Date: February 02, 2016

Pilot program geared toward tax dodgers may affect more businesses in 2016.

What Tennessee Small Business Owners Should Know About Rap

Tennessee’s flawed Revenue Accountability Program is expanding this year, and will impact many small business owners negatively across the state in the years ahead unless it’s fixed this session.

Here’s what you need to know to make your voice heard. Look for a critical member action alert soon from NFIB/Tennessee.

RAP is designed to ensure that retailers are accurately reporting their sales and taxes. Under the pilot program implemented under a 2012 law, the Department of Revenue has required beer and tobacco wholesalers to provide on a monthly basis their product shipment information to retailers. The Department then matches that list with retailers’ sales reports to make sure all sales taxes due have been paid to the state. So far, in 30 months of the first phase of RAP, $60 million of tax cheating and honest mistakes have been discovered and paid to state and local governments, reports the Chattanooga Times Free Press.

RAP, as explained to the legislature, business groups and fiscal review last year, was expanded in 2015 to include products like “candy and cold drinks.” However, on June 30, 2015, the department added 21 other categories under “Phase II,” requiring wholesalers to report on thousands of products they ship to grocery and convenience stores, big box retailers and some pharmacies.

Most alarming is the amount of authority that the commissioner has not just for these categories, but all industries. Restaurants and other industries are very concerned they’re next in Phase III and beyond.

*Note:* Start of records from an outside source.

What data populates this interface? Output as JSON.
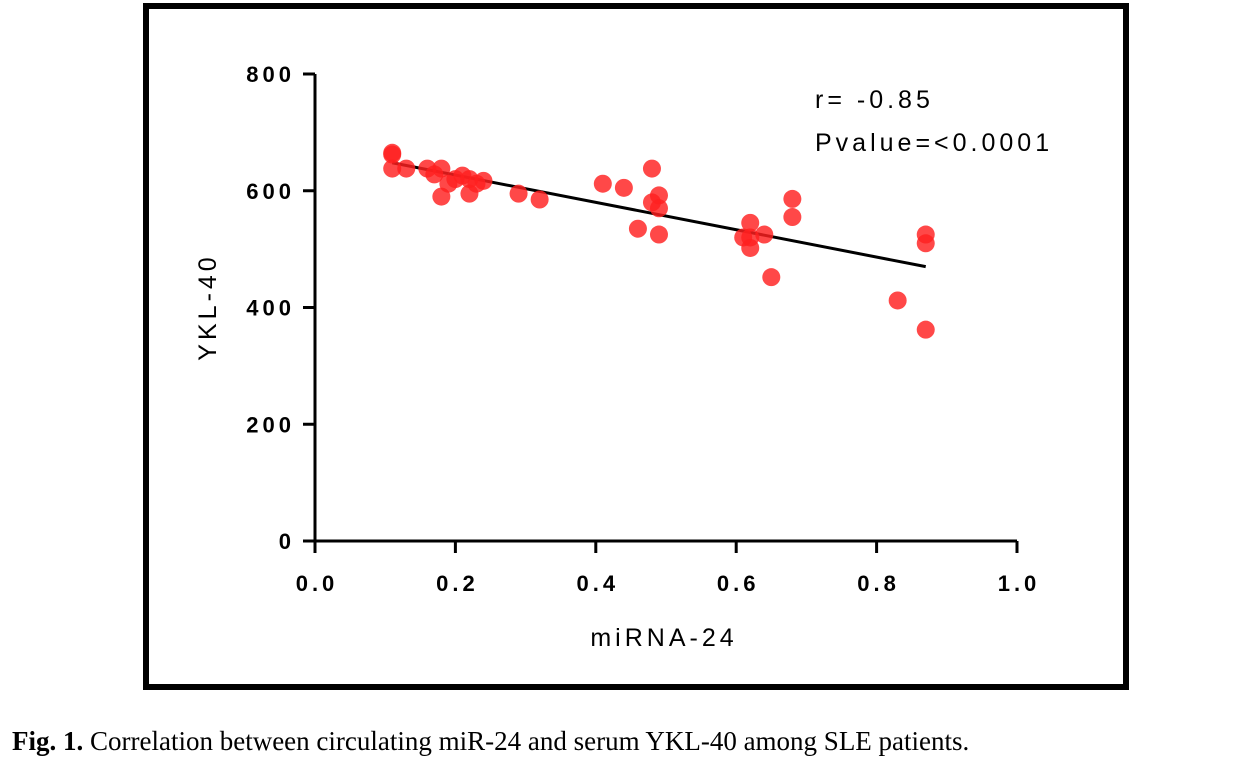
{
  "caption": {
    "label": "Fig. 1.",
    "text": " Correlation between circulating miR-24 and serum YKL-40 among SLE patients."
  },
  "chart_data": {
    "type": "scatter",
    "xlabel": "miRNA-24",
    "ylabel": "YKL-40",
    "xlim": [
      0.0,
      1.0
    ],
    "ylim": [
      0,
      800
    ],
    "xticks": [
      "0.0",
      "0.2",
      "0.4",
      "0.6",
      "0.8",
      "1.0"
    ],
    "yticks": [
      "0",
      "200",
      "400",
      "600",
      "800"
    ],
    "grid": false,
    "point_color": "#ff2020",
    "annotations": [
      "r= -0.85",
      "Pvalue=<0.0001"
    ],
    "regression_line": {
      "x": [
        0.11,
        0.87
      ],
      "y": [
        648,
        470
      ]
    },
    "points": [
      {
        "x": 0.11,
        "y": 665
      },
      {
        "x": 0.11,
        "y": 662
      },
      {
        "x": 0.11,
        "y": 638
      },
      {
        "x": 0.13,
        "y": 638
      },
      {
        "x": 0.16,
        "y": 638
      },
      {
        "x": 0.17,
        "y": 628
      },
      {
        "x": 0.18,
        "y": 638
      },
      {
        "x": 0.18,
        "y": 590
      },
      {
        "x": 0.19,
        "y": 612
      },
      {
        "x": 0.2,
        "y": 620
      },
      {
        "x": 0.21,
        "y": 626
      },
      {
        "x": 0.22,
        "y": 595
      },
      {
        "x": 0.22,
        "y": 620
      },
      {
        "x": 0.23,
        "y": 612
      },
      {
        "x": 0.24,
        "y": 617
      },
      {
        "x": 0.29,
        "y": 595
      },
      {
        "x": 0.32,
        "y": 585
      },
      {
        "x": 0.41,
        "y": 612
      },
      {
        "x": 0.44,
        "y": 605
      },
      {
        "x": 0.46,
        "y": 535
      },
      {
        "x": 0.48,
        "y": 638
      },
      {
        "x": 0.48,
        "y": 580
      },
      {
        "x": 0.49,
        "y": 592
      },
      {
        "x": 0.49,
        "y": 570
      },
      {
        "x": 0.49,
        "y": 525
      },
      {
        "x": 0.61,
        "y": 520
      },
      {
        "x": 0.62,
        "y": 545
      },
      {
        "x": 0.62,
        "y": 520
      },
      {
        "x": 0.62,
        "y": 502
      },
      {
        "x": 0.64,
        "y": 525
      },
      {
        "x": 0.65,
        "y": 452
      },
      {
        "x": 0.68,
        "y": 586
      },
      {
        "x": 0.68,
        "y": 555
      },
      {
        "x": 0.83,
        "y": 412
      },
      {
        "x": 0.87,
        "y": 525
      },
      {
        "x": 0.87,
        "y": 510
      },
      {
        "x": 0.87,
        "y": 362
      }
    ]
  }
}
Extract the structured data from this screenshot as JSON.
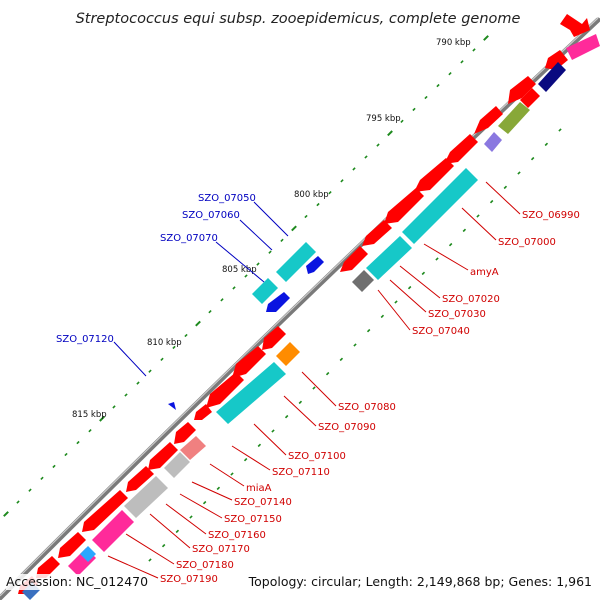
{
  "title": "Streptococcus equi subsp. zooepidemicus, complete genome",
  "accession": "Accession: NC_012470",
  "stats": "Topology: circular; Length: 2,149,868 bp; Genes: 1,961",
  "colors": {
    "backbone": "#7a7a7a",
    "tick": "#1e8a1e",
    "red_label": "#d00000",
    "blue_label": "#0000c0",
    "forward_gene": "#ff0000",
    "cds_cyan": "#16c8c8",
    "cds_blue": "#0a14e0",
    "cds_magenta": "#ff2a9a",
    "cds_olive": "#88a838",
    "cds_navy": "#0a0a80",
    "cds_purple": "#8a78e0",
    "cds_orange": "#ff8c00",
    "cds_pink": "#f08080",
    "cds_gray": "#bdbdbd",
    "cds_darkgray": "#6f6f6f"
  },
  "scale_labels": [
    "790 kbp",
    "795 kbp",
    "800 kbp",
    "805 kbp",
    "810 kbp",
    "815 kbp"
  ],
  "gene_labels_right": [
    "SZO_06990",
    "SZO_07000",
    "amyA",
    "SZO_07020",
    "SZO_07030",
    "SZO_07040",
    "SZO_07080",
    "SZO_07090",
    "SZO_07100",
    "SZO_07110",
    "miaA",
    "SZO_07140",
    "SZO_07150",
    "SZO_07160",
    "SZO_07170",
    "SZO_07180",
    "SZO_07190"
  ],
  "gene_labels_left": [
    "SZO_07050",
    "SZO_07060",
    "SZO_07070",
    "SZO_07120"
  ]
}
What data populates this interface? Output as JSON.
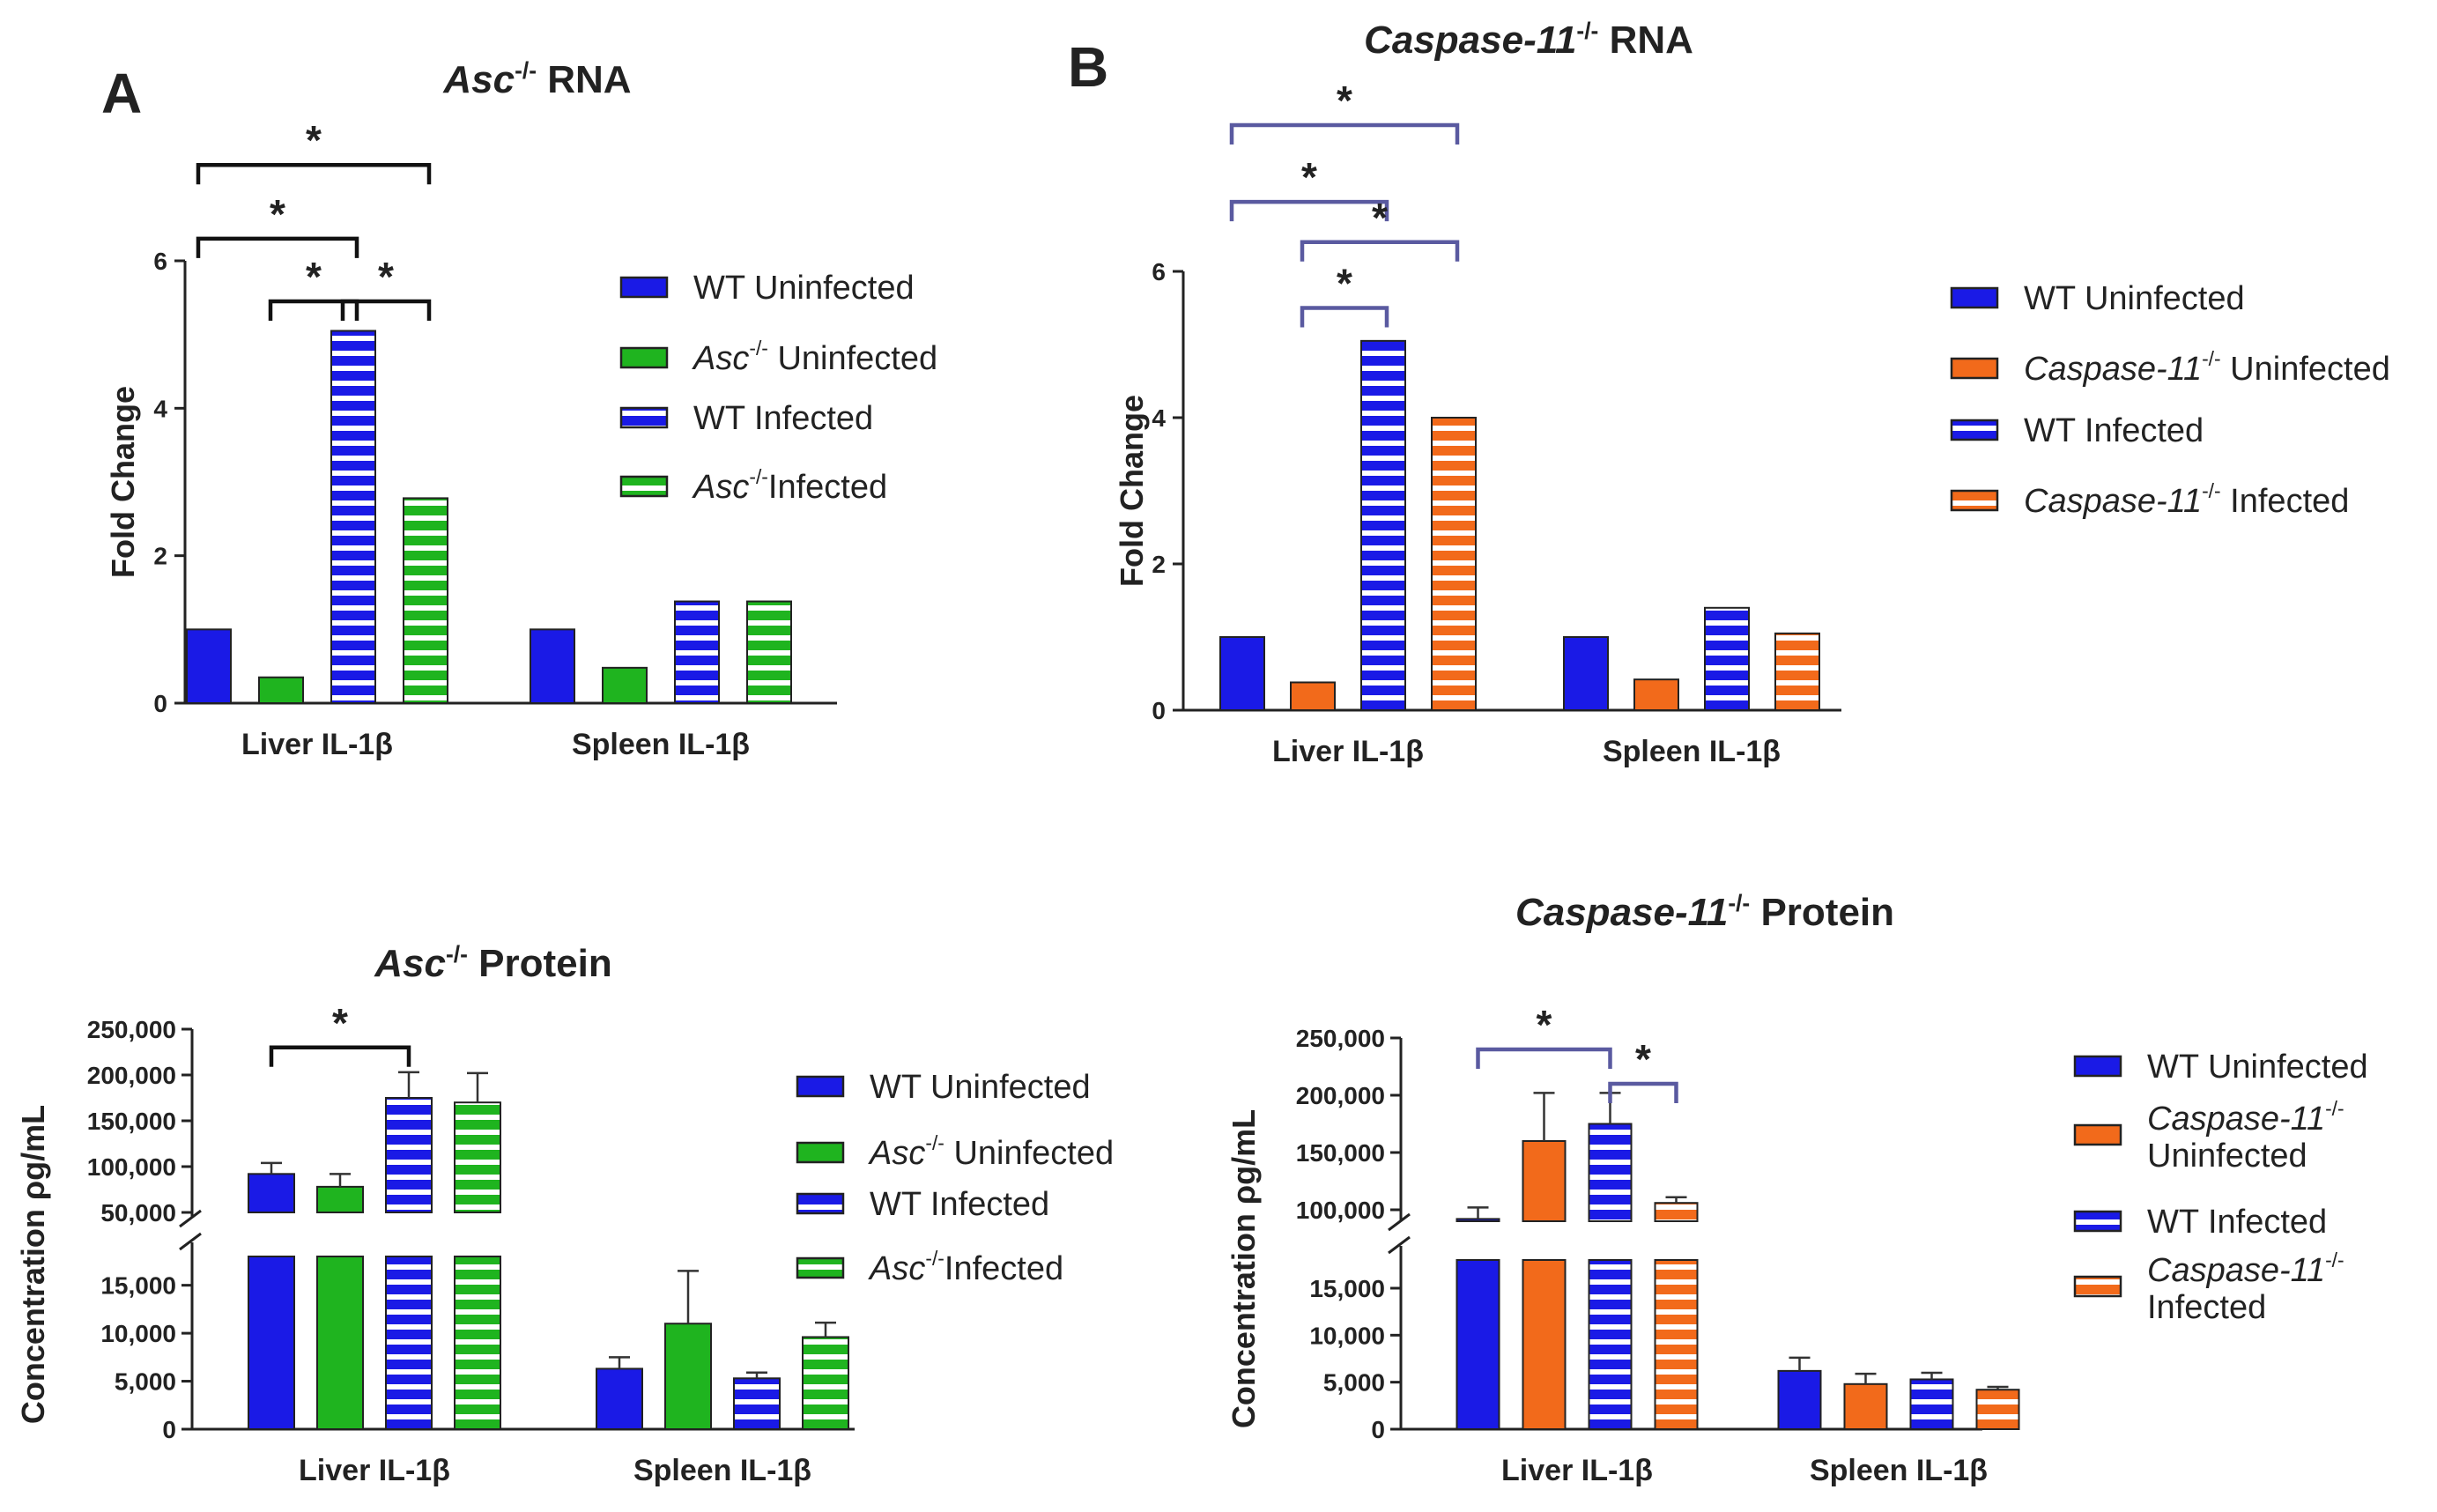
{
  "colors": {
    "wt": "#1a1ae6",
    "asc": "#1fb41f",
    "casp": "#f26a1b",
    "bracket_a": "#111111",
    "bracket_b": "#5a5aa0"
  },
  "chart_data": [
    {
      "id": "A_rna",
      "type": "bar",
      "panel_label": "A",
      "title_italic": "Asc",
      "title_sup": "-/-",
      "title_rest": " RNA",
      "ylabel": "Fold Change",
      "ylim": [
        0,
        6
      ],
      "yticks": [
        "0",
        "2",
        "4",
        "6"
      ],
      "categories": [
        "Liver IL-1β",
        "Spleen IL-1β"
      ],
      "series": [
        {
          "name": "WT Uninfected",
          "color": "wt",
          "striped": false,
          "values": [
            1.0,
            1.0
          ]
        },
        {
          "name_italic": "Asc",
          "name_sup": "-/-",
          "name_rest": " Uninfected",
          "color": "asc",
          "striped": false,
          "values": [
            0.35,
            0.48
          ]
        },
        {
          "name": "WT Infected",
          "color": "wt",
          "striped": true,
          "values": [
            5.05,
            1.38
          ]
        },
        {
          "name_italic": "Asc",
          "name_sup": "-/-",
          "name_rest": "Infected",
          "color": "asc",
          "striped": true,
          "values": [
            2.78,
            1.38
          ]
        }
      ],
      "brackets": [
        {
          "from_bar": 0,
          "to_bar": 3,
          "level": 7.3,
          "label": "*"
        },
        {
          "from_bar": 0,
          "to_bar": 2,
          "level": 6.3,
          "label": "*"
        },
        {
          "from_bar": 1,
          "to_bar": 2,
          "level": 5.45,
          "label": "*"
        },
        {
          "from_bar": 2,
          "to_bar": 3,
          "level": 5.45,
          "label": "*"
        }
      ]
    },
    {
      "id": "B_rna",
      "type": "bar",
      "panel_label": "B",
      "title_italic": "Caspase-11",
      "title_sup": "-/-",
      "title_rest": " RNA",
      "ylabel": "Fold Change",
      "ylim": [
        0,
        6
      ],
      "yticks": [
        "0",
        "2",
        "4",
        "6"
      ],
      "categories": [
        "Liver IL-1β",
        "Spleen IL-1β"
      ],
      "series": [
        {
          "name": "WT Uninfected",
          "color": "wt",
          "striped": false,
          "values": [
            1.0,
            1.0
          ]
        },
        {
          "name_italic": "Caspase-11",
          "name_sup": "-/-",
          "name_rest": " Uninfected",
          "color": "casp",
          "striped": false,
          "values": [
            0.38,
            0.42
          ]
        },
        {
          "name": "WT Infected",
          "color": "wt",
          "striped": true,
          "values": [
            5.05,
            1.4
          ]
        },
        {
          "name_italic": "Caspase-11",
          "name_sup": "-/-",
          "name_rest": " Infected",
          "color": "casp",
          "striped": true,
          "values": [
            4.0,
            1.05
          ]
        }
      ],
      "brackets": [
        {
          "from_bar": 0,
          "to_bar": 3,
          "level": 8.0,
          "label": "*"
        },
        {
          "from_bar": 0,
          "to_bar": 2,
          "level": 6.95,
          "label": "*"
        },
        {
          "from_bar": 1,
          "to_bar": 3,
          "level": 6.4,
          "label": "*"
        },
        {
          "from_bar": 1,
          "to_bar": 2,
          "level": 5.5,
          "label": "*"
        }
      ]
    },
    {
      "id": "A_protein",
      "type": "bar",
      "title_italic": "Asc",
      "title_sup": "-/-",
      "title_rest": " Protein",
      "ylabel": "Concentration ρg/mL",
      "broken_axis": true,
      "lower_range": [
        0,
        18000
      ],
      "upper_range": [
        50000,
        250000
      ],
      "yticks_lower": [
        {
          "v": 0,
          "t": "0"
        },
        {
          "v": 5000,
          "t": "5,000"
        },
        {
          "v": 10000,
          "t": "10,000"
        },
        {
          "v": 15000,
          "t": "15,000"
        }
      ],
      "yticks_upper": [
        {
          "v": 50000,
          "t": "50,000"
        },
        {
          "v": 100000,
          "t": "100,000"
        },
        {
          "v": 150000,
          "t": "150,000"
        },
        {
          "v": 200000,
          "t": "200,000"
        },
        {
          "v": 250000,
          "t": "250,000"
        }
      ],
      "categories": [
        "Liver IL-1β",
        "Spleen IL-1β"
      ],
      "series": [
        {
          "name": "WT Uninfected",
          "color": "wt",
          "striped": false,
          "values": [
            92000,
            6300
          ],
          "errors": [
            12000,
            1200
          ]
        },
        {
          "name_italic": "Asc",
          "name_sup": "-/-",
          "name_rest": " Uninfected",
          "color": "asc",
          "striped": false,
          "values": [
            78000,
            11000
          ],
          "errors": [
            14000,
            5500
          ]
        },
        {
          "name": "WT Infected",
          "color": "wt",
          "striped": true,
          "values": [
            175000,
            5300
          ],
          "errors": [
            28000,
            600
          ]
        },
        {
          "name_italic": "Asc",
          "name_sup": "-/-",
          "name_rest": "Infected",
          "color": "asc",
          "striped": true,
          "values": [
            170000,
            9600
          ],
          "errors": [
            32000,
            1500
          ]
        }
      ],
      "brackets": [
        {
          "from_bar": 0,
          "to_bar": 2,
          "level": 230000,
          "label": "*"
        }
      ]
    },
    {
      "id": "B_protein",
      "type": "bar",
      "title_italic": "Caspase-11",
      "title_sup": "-/-",
      "title_rest": " Protein",
      "ylabel": "Concentration ρg/mL",
      "broken_axis": true,
      "lower_range": [
        0,
        18000
      ],
      "upper_range": [
        90000,
        250000
      ],
      "yticks_lower": [
        {
          "v": 0,
          "t": "0"
        },
        {
          "v": 5000,
          "t": "5,000"
        },
        {
          "v": 10000,
          "t": "10,000"
        },
        {
          "v": 15000,
          "t": "15,000"
        }
      ],
      "yticks_upper": [
        {
          "v": 100000,
          "t": "100,000"
        },
        {
          "v": 150000,
          "t": "150,000"
        },
        {
          "v": 200000,
          "t": "200,000"
        },
        {
          "v": 250000,
          "t": "250,000"
        }
      ],
      "categories": [
        "Liver IL-1β",
        "Spleen IL-1β"
      ],
      "series": [
        {
          "name": "WT Uninfected",
          "color": "wt",
          "striped": false,
          "values": [
            92000,
            6200
          ],
          "errors": [
            10000,
            1400
          ]
        },
        {
          "name_italic": "Caspase-11",
          "name_sup": "-/-",
          "name_lines": [
            "Uninfected"
          ],
          "color": "casp",
          "striped": false,
          "values": [
            160000,
            4800
          ],
          "errors": [
            42000,
            1100
          ]
        },
        {
          "name": "WT Infected",
          "color": "wt",
          "striped": true,
          "values": [
            175000,
            5300
          ],
          "errors": [
            27000,
            700
          ]
        },
        {
          "name_italic": "Caspase-11",
          "name_sup": "-/-",
          "name_lines": [
            "Infected"
          ],
          "color": "casp",
          "striped": true,
          "values": [
            106000,
            4200
          ],
          "errors": [
            5000,
            300
          ]
        }
      ],
      "brackets": [
        {
          "from_bar": 0,
          "to_bar": 2,
          "level": 240000,
          "label": "*"
        },
        {
          "from_bar": 2,
          "to_bar": 3,
          "level": 210000,
          "label": "*"
        }
      ]
    }
  ]
}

Jim Brown, NFIB’s Tennessee state director, told the Knoxville News Sentinel last month that RAP is the “wrong vehicle” for catching retailers who cheat on their taxes, as well as that it grants far too much authority to governmental bureaucrats. NFIB and other groups believe RAP, as currently structured, places a costly undue burden on wholesalers across the state, essentially making them unpaid tax auditors, and adopts a “guilty until proven innocent” approach by issuing proposed assessment to retailers.

“Purchases and sales are not the same, and every retailer knows that,” Brown said. “RAP assumes good actors are bad actors, and that’s bad news for the business climate in Tennessee. RAP must be fixed before the legislature adjourns.”

Brown told the Sentinel these new state requirements “increase the cost of doing business, raise the risk of proprietary information being disclosed and involves unnecessary secrecy since the algorithm used in meshing data is undisclosed.”

The Tennessee Grocers & Convenience Store Association has filed legislation strongly supported by NFIB, the Tennessee Chamber of Commerce and Industry, the Tennessee Hospitality and Tourism Association, the Tennessee Retail Association, and the Beverage Association of Tennessee. Americans for Prosperity and the Beacon Center of Tennessee also support rolling back RAP and fixing the imbalance of authority between the executive and legislative branches. The coalition’s legislation specifically would eliminate Phase II, require the Department of Revenue to propose formal rules for Phase I, and require further audit functions before issuing any assessment to a retailer.

The Chattanooga Times Free Press reports the Department of Revenue has responded to feedback. They’ve simplified 21 product categories into one for easier reporting and eliminated the category for nonedible grocery items like paper towels. They’ve also raised the reporting threshold to $500,000 for wholesalers to remove the burden from some smaller operations, and the enforcement process will allow a 30-day period to address any inconsistencies.

However, Brown noted these frequent unchecked changes actually show the need for a permanent set of rules and more direct involvement from the legislature.

“As the Department has adjusted the program’s parameters to minimize business opposition, it has become clear that the rules for RAP are whatever the Department’s website says they are on any given day,” Brown says. “If RAP Phase I is to continue, it must be under rules promulgated through the accepted administrative process.”